‘Nearly 31M people in Nigeria are now facing acute hunger, a record number,’ says WFP country director
The World Food Program (WFP) has warned that its emergency food and nutrition assistance for 1.3 million people in northeastern Nigeria will come to a halt by the end of July due to severe funding shortages.
“Without immediate funding, millions of vulnerable people will face impossible choices,” including severe hunger, migration, or risking exploitation by extremist groups, the UN agency said in a statement on Wednesday.
The WFP said its food and nutrition stocks were depleted in early July, and life-saving assistance will end after the current distribution round.
“Nearly 31 million people in Nigeria are now facing acute hunger, a record number,” David Stevenson, WFP country director for Nigeria, highlighted.

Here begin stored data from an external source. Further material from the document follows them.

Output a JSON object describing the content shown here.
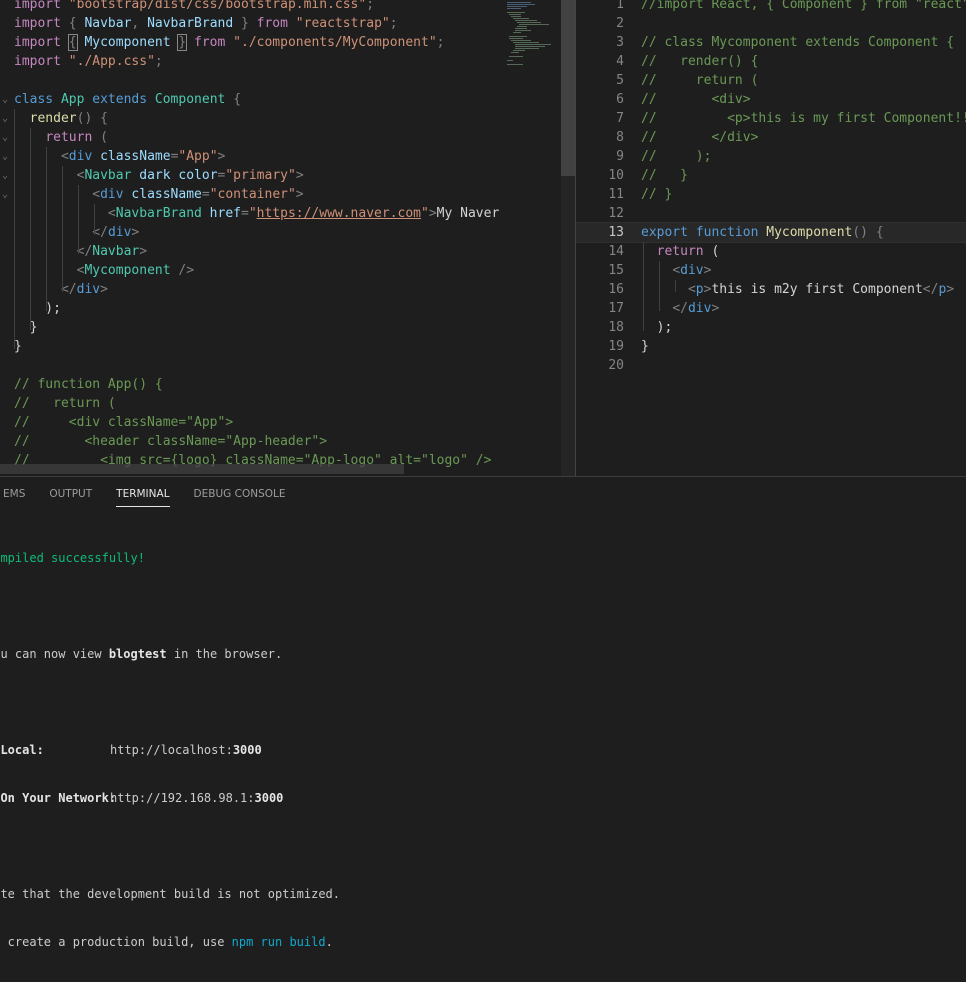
{
  "left_editor": {
    "lines": [
      [
        [
          "k",
          "import "
        ],
        [
          "s",
          "\"bootstrap/dist/css/bootstrap.min.css\""
        ],
        [
          "p",
          ";"
        ]
      ],
      [
        [
          "k",
          "import "
        ],
        [
          "p",
          "{ "
        ],
        [
          "v",
          "Navbar"
        ],
        [
          "p",
          ", "
        ],
        [
          "v",
          "NavbarBrand"
        ],
        [
          "p",
          " } "
        ],
        [
          "k",
          "from "
        ],
        [
          "s",
          "\"reactstrap\""
        ],
        [
          "p",
          ";"
        ]
      ],
      [
        [
          "k",
          "import "
        ],
        [
          "box",
          "{"
        ],
        [
          "p",
          " "
        ],
        [
          "v",
          "Mycomponent"
        ],
        [
          "p",
          " "
        ],
        [
          "box",
          "}"
        ],
        [
          "p",
          " "
        ],
        [
          "k",
          "from "
        ],
        [
          "s",
          "\"./components/MyComponent\""
        ],
        [
          "p",
          ";"
        ]
      ],
      [
        [
          "k",
          "import "
        ],
        [
          "s",
          "\"./App.css\""
        ],
        [
          "p",
          ";"
        ]
      ],
      [],
      [
        [
          "b",
          "class "
        ],
        [
          "t",
          "App "
        ],
        [
          "b",
          "extends "
        ],
        [
          "t",
          "Component "
        ],
        [
          "p",
          "{"
        ]
      ],
      [
        [
          "p",
          "  "
        ],
        [
          "f",
          "render"
        ],
        [
          "p",
          "() {"
        ]
      ],
      [
        [
          "p",
          "    "
        ],
        [
          "k",
          "return "
        ],
        [
          "p",
          "("
        ]
      ],
      [
        [
          "p",
          "      "
        ],
        [
          "p",
          "<"
        ],
        [
          "b",
          "div "
        ],
        [
          "v",
          "className"
        ],
        [
          "p",
          "="
        ],
        [
          "s",
          "\"App\""
        ],
        [
          "p",
          ">"
        ]
      ],
      [
        [
          "p",
          "        "
        ],
        [
          "p",
          "<"
        ],
        [
          "t",
          "Navbar "
        ],
        [
          "v",
          "dark "
        ],
        [
          "v",
          "color"
        ],
        [
          "p",
          "="
        ],
        [
          "s",
          "\"primary\""
        ],
        [
          "p",
          ">"
        ]
      ],
      [
        [
          "p",
          "          "
        ],
        [
          "p",
          "<"
        ],
        [
          "b",
          "div "
        ],
        [
          "v",
          "className"
        ],
        [
          "p",
          "="
        ],
        [
          "s",
          "\"container\""
        ],
        [
          "p",
          ">"
        ]
      ],
      [
        [
          "p",
          "            "
        ],
        [
          "p",
          "<"
        ],
        [
          "t",
          "NavbarBrand "
        ],
        [
          "v",
          "href"
        ],
        [
          "p",
          "="
        ],
        [
          "s",
          "\""
        ],
        [
          "su",
          "https://www.naver.com"
        ],
        [
          "s",
          "\""
        ],
        [
          "p",
          ">"
        ],
        [
          "d",
          "My Naver"
        ],
        [
          "p",
          "<"
        ]
      ],
      [
        [
          "p",
          "          "
        ],
        [
          "p",
          "</"
        ],
        [
          "b",
          "div"
        ],
        [
          "p",
          ">"
        ]
      ],
      [
        [
          "p",
          "        "
        ],
        [
          "p",
          "</"
        ],
        [
          "t",
          "Navbar"
        ],
        [
          "p",
          ">"
        ]
      ],
      [
        [
          "p",
          "        "
        ],
        [
          "p",
          "<"
        ],
        [
          "t",
          "Mycomponent "
        ],
        [
          "p",
          "/>"
        ]
      ],
      [
        [
          "p",
          "      "
        ],
        [
          "p",
          "</"
        ],
        [
          "b",
          "div"
        ],
        [
          "p",
          ">"
        ]
      ],
      [
        [
          "d",
          "    );"
        ]
      ],
      [
        [
          "d",
          "  }"
        ]
      ],
      [
        [
          "d",
          "}"
        ]
      ],
      [],
      [
        [
          "c",
          "// function App() {"
        ]
      ],
      [
        [
          "c",
          "//   return ("
        ]
      ],
      [
        [
          "c",
          "//     <div className=\"App\">"
        ]
      ],
      [
        [
          "c",
          "//       <header className=\"App-header\">"
        ]
      ],
      [
        [
          "c",
          "//         <img src={logo} className=\"App-logo\" alt=\"logo\" />"
        ]
      ]
    ]
  },
  "right_editor": {
    "line_numbers": [
      "1",
      "2",
      "3",
      "4",
      "5",
      "6",
      "7",
      "8",
      "9",
      "10",
      "11",
      "12",
      "13",
      "14",
      "15",
      "16",
      "17",
      "18",
      "19",
      "20"
    ],
    "active_line": "13",
    "lines": [
      [
        [
          "c",
          "//import React, { Component } from \"react\";"
        ]
      ],
      [],
      [
        [
          "c",
          "// class Mycomponent extends Component {"
        ]
      ],
      [
        [
          "c",
          "//   render() {"
        ]
      ],
      [
        [
          "c",
          "//     return ("
        ]
      ],
      [
        [
          "c",
          "//       <div>"
        ]
      ],
      [
        [
          "c",
          "//         <p>this is my first Component!!</p>"
        ]
      ],
      [
        [
          "c",
          "//       </div>"
        ]
      ],
      [
        [
          "c",
          "//     );"
        ]
      ],
      [
        [
          "c",
          "//   }"
        ]
      ],
      [
        [
          "c",
          "// }"
        ]
      ],
      [],
      [
        [
          "b",
          "export "
        ],
        [
          "b",
          "function "
        ],
        [
          "f",
          "Mycomponent"
        ],
        [
          "p",
          "() {"
        ]
      ],
      [
        [
          "p",
          "  "
        ],
        [
          "k",
          "return "
        ],
        [
          "d",
          "("
        ]
      ],
      [
        [
          "p",
          "    "
        ],
        [
          "p",
          "<"
        ],
        [
          "b",
          "div"
        ],
        [
          "p",
          ">"
        ]
      ],
      [
        [
          "p",
          "      "
        ],
        [
          "p",
          "<"
        ],
        [
          "b",
          "p"
        ],
        [
          "p",
          ">"
        ],
        [
          "d",
          "this is m2y first Component"
        ],
        [
          "p",
          "</"
        ],
        [
          "b",
          "p"
        ],
        [
          "p",
          ">"
        ]
      ],
      [
        [
          "p",
          "    "
        ],
        [
          "p",
          "</"
        ],
        [
          "b",
          "div"
        ],
        [
          "p",
          ">"
        ]
      ],
      [
        [
          "d",
          "  );"
        ]
      ],
      [
        [
          "d",
          "}"
        ]
      ],
      []
    ]
  },
  "panel": {
    "tabs": [
      "EMS",
      "OUTPUT",
      "TERMINAL",
      "DEBUG CONSOLE"
    ],
    "active_tab": "TERMINAL",
    "terminal": {
      "compiled": "Compiled successfully!",
      "view_prefix": "You can now view ",
      "app_name": "blogtest",
      "view_suffix": " in the browser.",
      "local_label": "  Local:",
      "local_url_base": "http://localhost:",
      "local_port": "3000",
      "network_label": "  On Your Network:",
      "network_url_base": "http://192.168.98.1:",
      "network_port": "3000",
      "note": "Note that the development build is not optimized.",
      "build_prefix": "To create a production build, use ",
      "build_cmd": "npm run build",
      "build_suffix": "."
    }
  }
}
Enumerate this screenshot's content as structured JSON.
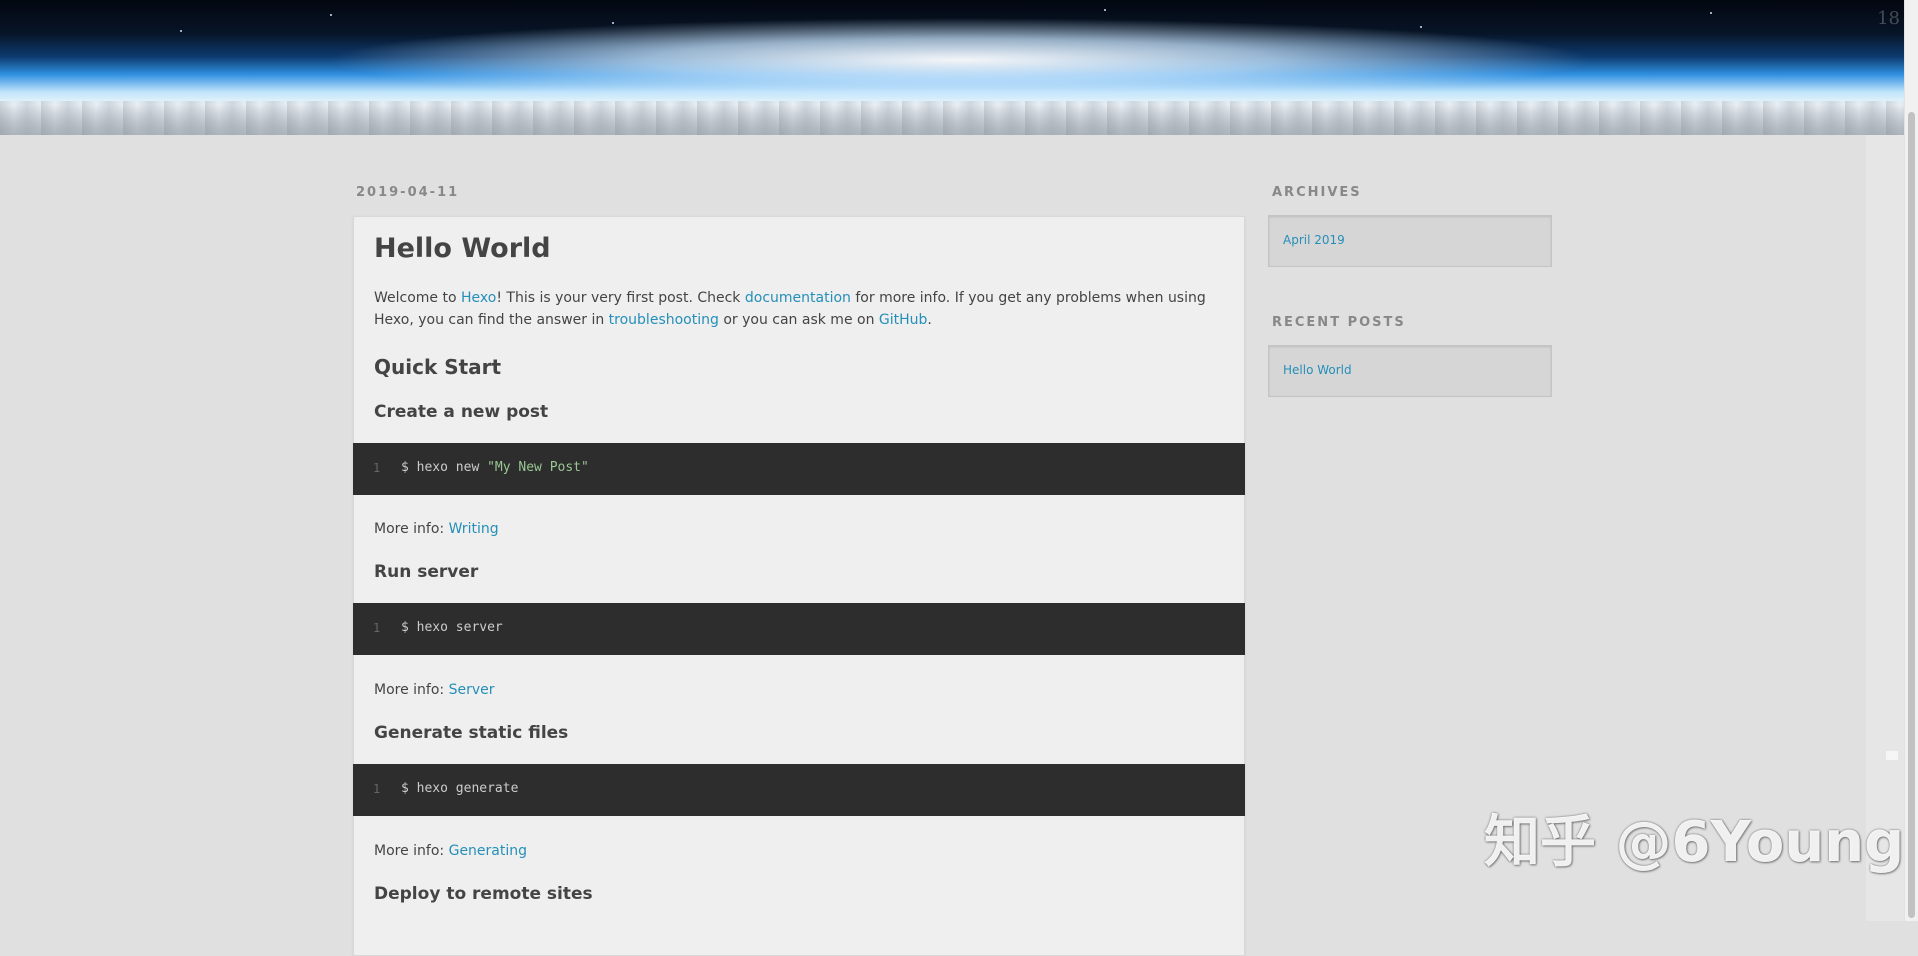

“At the same time, WFP’s operations in northeast Nigeria will collapse without immediate, sustained funding,” he added.
The WFP said it reached 1.3 million people with life-saving assistance in northern Nigeria in the first half of 2025, but a funding shortfall threatens support for an additional 720,000, with the organization urgently needing $130 million to sustain operations through the end of the year.
It warned that children under 2 will be most affected by the aid cutoff, while escalating violence in northern Nigeria has displaced 2.3 million people, straining already limited resources.
“When emergency assistance ends, many will migrate in search of food and shelter. Others will adopt negative coping mechanisms – including potentially joining insurgent groups – to survive,” Stevenson warned.